Portanto, a peste deu ímpeto a mudanças políticas, religiosas e sociais. Antes dela, a classe culta na Inglaterra em geral falava francês. Mas devido à morte de muitos professores de francês, a língua inglesa ganhou mais importância que a francesa na Grã-Bretanha. Houve também mudanças religiosas. Como menciona a historiadora francesa Jacqueline Brossollet, devido à diminuição de candidatos ao sacerdócio, “a Igreja muitas vezes teve de recrutar pessoas ignorantes e apáticas”. Brossollet afirma que “a decadência de centros de estudo e fé [da Igreja] foi uma das causas da Reforma”.
A Peste Negra sem dúvida deixou sua marca na arte, pois a morte tornou-se um tema artístico comum. A famosa dança macabra, gênero que em geral representa esqueletos e cadáveres, tornou-se uma alegoria popular sobre o poder da morte. Incertos acerca do futuro, muitos sobreviventes da praga abandonaram todas as restrições morais. Assim, a moralidade chegou ao fundo do poço. Visto que a Igreja não conseguira evitar a Peste Negra, “o homem medieval achou que sua Igreja o havia decepcionado”. (The Black Death) Alguns historiadores dizem também que as mudanças sociais que resultaram da Peste Negra promoveram o individualismo e a iniciativa, aumentando a mobilidade social e econômica — os precursores do capitalismo.
A Peste Negra também obrigou os governos a instalar sistemas de saneamento. Depois que a praga acabou, Veneza tomou medidas para limpar as ruas. De modo similar, na França, o Rei João II, o Bom, ordenou que as ruas fossem limpas a fim de fazer face à ameaça de epidemias. O rei mandou fazer isso depois de saber que um antigo médico grego havia salvado Atenas de uma praga limpando e lavando as ruas. Muitas ruas medievais, que haviam sido esgotos a céu aberto, foram finalmente saneadas.
Coisa do passado?
Mas foi apenas em 1894 que o bacteriologista francês Alexandre Yersin isolou o bacilo responsável pela Peste Negra. Foi chamado de Yersinia pestis em sua homenagem. Quatro anos depois, outro francês, Paul-Louis Simond, descobriu o papel da pulga dos ratos na transmissão da doença. Logo foi desenvolvida uma vacina relativamente eficaz.
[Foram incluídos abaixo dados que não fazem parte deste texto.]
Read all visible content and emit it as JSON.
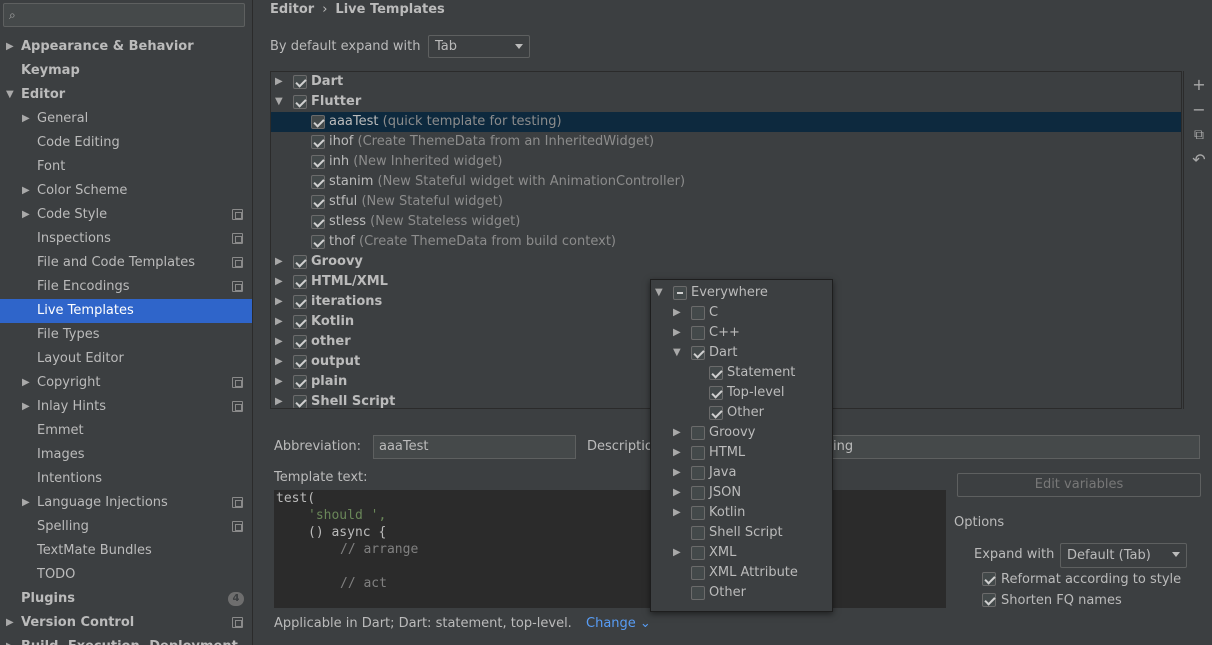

Será que a peste é coisa do passado? Não. No inverno de 1910, umas 50.000 pessoas morreram de peste na Mandchúria. Todo ano a Organização Mundial da Saúde registra milhares de novos casos e o número continua aumentando. Descobriram-se também novas cepas da doença que resistem ao tratamento. De fato, se não forem seguidas normas básicas de higiene, a peste continuará a ameaçar a humanidade. Assim, o livro Pourquoi la peste? Le rat, la puce et le bubon (Por Que a Peste? O Rato, a Pulga e o Bubão), editado por Jacqueline Brossollet e Henri Mollaret, conclui que “longe de ser uma doença da velha Europa na Idade Média, . . . infelizmente a peste talvez seja a doença do futuro”.
A seita dos flagelantes
Algumas pessoas que encaravam a peste como um castigo divino tentaram aplacar a ira de Deus chicoteando, ou flagelando, a si mesmas. A Irmandade dos Flagelantes, um movimento que, segundo dizem, reunia 800.000 seguidores, teve seu auge de popularidade durante a Peste Negra. As regras da seita proibiam falar com mulheres, lavar-se ou trocar de roupas. Praticavam a flagelação pública duas vezes por dia.
“A flagelação era uma das poucas maneiras de que a população aterrorizada dispunha para extravasar”, menciona o livro Medieval Heresy (Heresia Medieval). Os flagelantes também se destacavam por denunciar a hierarquia da Igreja e sua prática lucrativa de conceder absolvição. Não admira então que, em 1349, o papa tenha condenado a seita. Por fim, porém, o movimento enfraqueceu por conta própria depois do fim da Peste Negra.